Stal Mielec spadła. Jacek Klimek podsumował
Stal Mielec jeszcze w 32. kolejki Ekstraklasy nie grała, ale już wiadomo, że w kolejnym sezonie zagra w Betclic 1. Lidze. Po zwycięstwie Lechii Gdańsk oficjalnie stało się jasne, że Stal będzie jednym ze spadkowiczów. Już od kilku tygodni zespół z Mielca był jednym z głównych kandydatów do spadku.
Prezes Jacek Klimek w rozmowie z “Przeglądem Sportowym” podsumował tę sytuację. – Piłka nożna jest specyficzna, kiedy wygrywamy to trener, jego transfery i jego zawodnicy wygrywają, kiedy przegrywamy, transfery są prezesa, a zawodnicy są sierotami. “Analiza wsteczna zawsze skuteczna” i “za późno” to dwa stwierdzenia, z którymi nie zamierzam polemizować, bo są idealne w ocenie wszystkich przypadków z przeszłości – powiedział.
Klimek wskazał też jedynego winnego takiej sytuacji. – Wypowiadałem się w tej sprawie kilka razy.
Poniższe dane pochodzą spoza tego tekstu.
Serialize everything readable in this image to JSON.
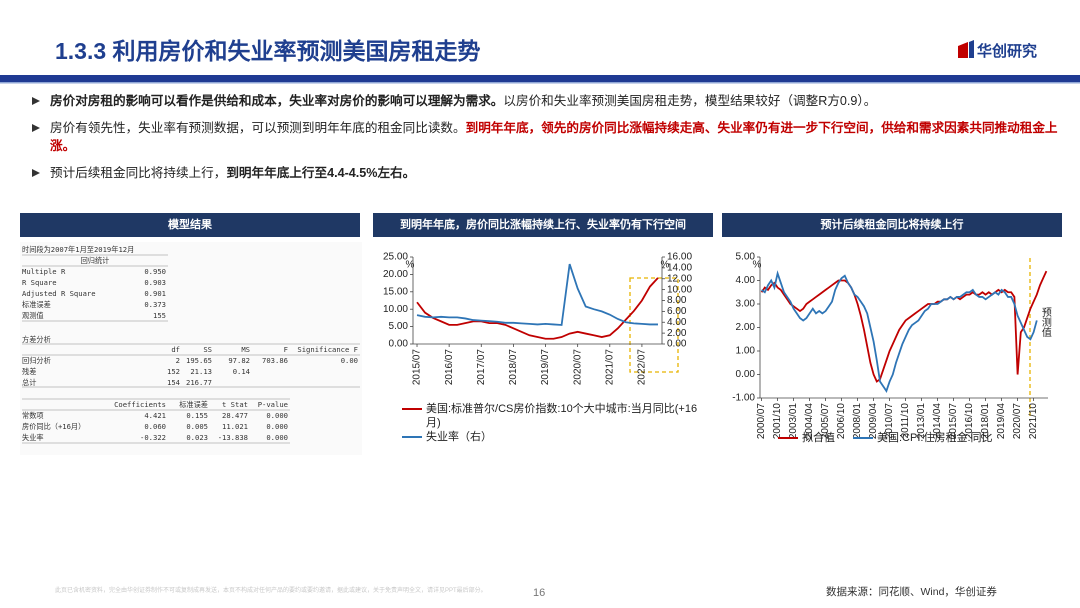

Ale dla przypomnienia – tak, zarzucam sobie wszystko, co spowodowało spadek z PKO BP Ekstraklasy i wiele ruchów zrobiłbym inaczej. Niestety tylko prawdziwy zbawiciel mógłby cofnąć czas i pozmieniać pewne sprawy. Ja jestem za mały i nic już z tym nie zrobię, muszę z tym żyć – powiedział i dodał: – Na koniec dnia za wszystko odpowiada prezes i on w 100 proc. bierze za to odpowiedzialność. Zamykamy temat – koniec szukania winnych, bo jest tylko jeden.
Stal w poniedziałek zagra z Puszczą. Jeśli wygra lub zremisuje, trzecim spadkowiczem będzie Puszcza.